Bien évidemment ils étaient fortement appuyés par l’église et les nouveaux pouvoirs « fraîchement et démocratiquement » élus qui évoquaient tout simplement la renaissance de notre peuple.
La littérature nationaliste parle toujours au nom du peuple avec une rhétorique héroïque, elle cherche et trouve les bouc-émissaires, elle rend visible nos ennemis et accuse ou pardonne toujours et toujours au nom du peuple.
Les vrais écrivains demandent le temps et le silence tandis que leurs collègues nationalistes réclament la scène, la foule , le bruit et la fureur, « le sang et les larmes »... C’est une littérature grossière et grossiste qui regarde l’humanité dans une optique très simple – bien et mal, nous et autres, victimes et assassins... Comme dans les westerns américains, les bons portent toujours un chapeau blanc alors que les méchants sont coiffés d’un chapeau noir.
Dans ce combat épique et éternel nous sommes les « good guys » qui défendons les vrais valeurs tandis que de l’autre côté ce sont les barbares qui changent de noms et de visage, mais qui ne changent pas leur nature – sauvage, destructrice et décadente.
Un monde simplifié et tranché comme un match de foot.

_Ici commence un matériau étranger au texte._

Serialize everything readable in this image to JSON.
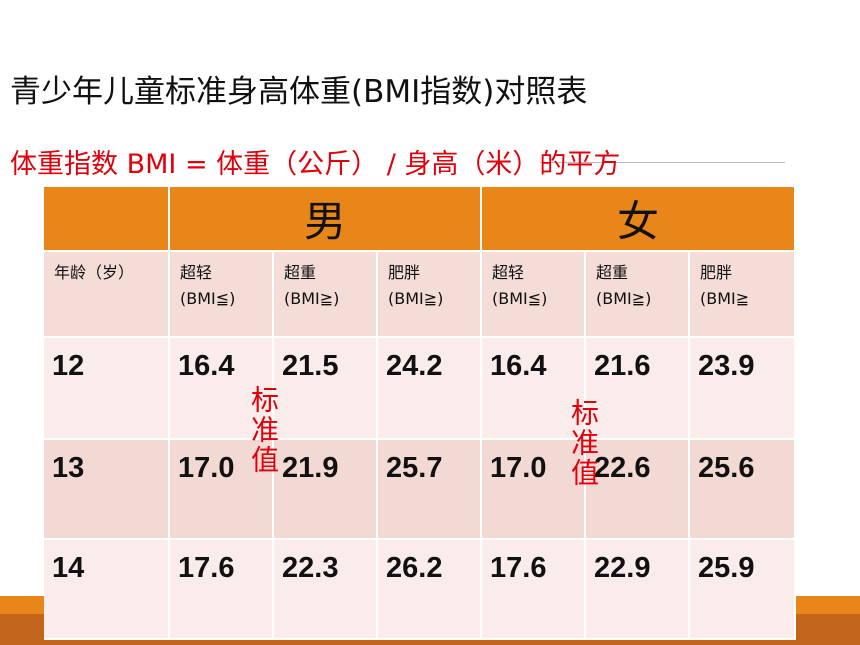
{
  "title": "青少年儿童标准身高体重(BMI指数)对照表",
  "formula": "体重指数 BMI = 体重（公斤） / 身高（米）的平方",
  "table": {
    "groups": [
      "男",
      "女"
    ],
    "columns": [
      {
        "name": "年龄（岁）"
      },
      {
        "name": "超轻",
        "note": "(BMI≦)"
      },
      {
        "name": "超重",
        "note": "(BMI≧)"
      },
      {
        "name": "肥胖",
        "note": "(BMI≧)"
      },
      {
        "name": "超轻",
        "note": "(BMI≦)"
      },
      {
        "name": "超重",
        "note": "(BMI≧)"
      },
      {
        "name": "肥胖",
        "note": "(BMI≧"
      }
    ],
    "rows": [
      [
        "12",
        "16.4",
        "21.5",
        "24.2",
        "16.4",
        "21.6",
        "23.9"
      ],
      [
        "13",
        "17.0",
        "21.9",
        "25.7",
        "17.0",
        "22.6",
        "25.6"
      ],
      [
        "14",
        "17.6",
        "22.3",
        "26.2",
        "17.6",
        "22.9",
        "25.9"
      ]
    ]
  },
  "annotations": [
    "标准值",
    "标准值"
  ]
}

Normalement cette littérature doit rester à sa place : dans la margine du monde. Mais malheureusement derrière les divagations des « poètes » de mon pays se cache une véritable tragédie – une guerre fratricide, plus de 100.000 morts et deux millions de réfugiés.
Parmi les responsables de cette tuerie certains écrivains sont très haut placés. Leurs tirades patriotiques, leurs œuvres et leurs appels à la guerre résonnent toujours, telle une messe macabre, dans les têtes des victimes.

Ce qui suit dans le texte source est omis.